No instituto, uma das psicólogas encaminhou Liah à Defensoria, para dar início ao processo de requalificação civil, no qual pessoas trans podem alterar o nome que está no registro para outro, de acordo com sua identidade de gênero. Foi assim que ela conheceu o Núcleo de Defesa dos Direitos Homoafetivos e Diversidade Sexual da DPRJ (Nudiversis).

— Foi aí que toda minha vida mudou. Junto ao Nudiversis eu comecei meu processo para mudança de nome, e foi tudo muito rápido. Em menos de um mês eu já tinha a sentença para a retificação e mudei tudo. Foi assim que eu passei a existir. Eu tenho duas datas de nascimento, a do dia em que eu nasci e a do dia em que eu mudei de nome — conta Liah.

Além da retificação do nome, ela também deu entrada na cirurgia de redesignação sexual. A fila do Hospital Universitário Pedro Ernesto (Hupe) chega aos dez anos de espera, e sua luta junto à DPRJ visa contornar esse cenário. Por isso, Helder acredita que a decisão da cirurgia de feminização facial é tão importante. Liah é a primeira pessoa a conseguir a gratuidade do procedimento pela Defensoria Pública, e o coordenador do Nudiversis vê a decisão como um verdadeiro marco para os direitos LGBTQIAPN+. 

— É uma decisão realmente histórica, principalmente porque estamos no Mês do Orgulho LGBT. Essa decisão representa um avanço, de fato, significativo para a comunidade trans – celebra o defensor.

Liah também enxerga o simbolismo da decisão judicial para a causa. A disforia de gênero – descontentamento com um corpo que não corresponde à identidade de gênero de uma pessoa – é um sentimento comum a muitas pessoas trans. Procedimentos como a feminização facial ajudam a diminuí-la e, consequentemente, melhoram a qualidade de vida e a saúde mental dessas pessoas. 

— Essa cirurgia é muito importante, especialmente para nós, pessoas trans, que começamos a transição de gênero tarde. Nós, que tivemos a influência dos hormônios opostos, dos hormônios masculinos com um pouco mais de intensidade. Além disso, eu moro em Belford Roxo. Eu nunca teria condições de arcar, financeiramente, com uma cirurgia assim.

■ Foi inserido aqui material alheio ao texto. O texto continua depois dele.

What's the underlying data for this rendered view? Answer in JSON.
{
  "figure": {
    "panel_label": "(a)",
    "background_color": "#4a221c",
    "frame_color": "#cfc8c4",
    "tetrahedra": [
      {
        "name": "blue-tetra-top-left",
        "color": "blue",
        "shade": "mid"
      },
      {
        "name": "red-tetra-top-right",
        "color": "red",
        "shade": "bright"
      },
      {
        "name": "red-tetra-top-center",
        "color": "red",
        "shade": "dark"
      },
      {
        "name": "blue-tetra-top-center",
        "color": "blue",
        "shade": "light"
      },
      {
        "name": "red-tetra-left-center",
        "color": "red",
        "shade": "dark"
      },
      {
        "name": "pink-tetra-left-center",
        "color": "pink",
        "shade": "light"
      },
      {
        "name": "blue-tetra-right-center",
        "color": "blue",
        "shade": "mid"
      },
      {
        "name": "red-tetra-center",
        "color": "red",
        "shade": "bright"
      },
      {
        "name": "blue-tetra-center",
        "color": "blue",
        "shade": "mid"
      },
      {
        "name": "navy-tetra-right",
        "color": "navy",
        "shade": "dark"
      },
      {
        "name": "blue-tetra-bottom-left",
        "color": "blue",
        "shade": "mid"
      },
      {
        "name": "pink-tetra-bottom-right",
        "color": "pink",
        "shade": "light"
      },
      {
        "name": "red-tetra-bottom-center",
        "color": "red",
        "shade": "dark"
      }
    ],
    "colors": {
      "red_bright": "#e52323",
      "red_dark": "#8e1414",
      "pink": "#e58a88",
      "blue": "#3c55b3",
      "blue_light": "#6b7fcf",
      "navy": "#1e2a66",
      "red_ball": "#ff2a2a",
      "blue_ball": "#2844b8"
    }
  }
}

Hoje, após a decisão, Liah está no processo de exames pré-operatórios para a cirurgia, que ainda não tem data para acontecer. Ela acredita que se sentir bem com seu próprio corpo e ser chamada pelo nome que escolheu é um direito básico de toda pessoa transsexual. 

O Nudiversis em parceria com os Núcleos Regionais de Tutela Coletiva, os Centros de Cidadania LGBTQIAPN+ e o Tribunal de Justiça do Estado do Rio (TJ-RJ) idealizaram o projeto “Trascenda”. A iniciativa, cujo objetivo é facilitar o acesso à requalificação civil de pessoas trans e não-binárias, promove ações sociais em todo o estado do Rio de Janeiro.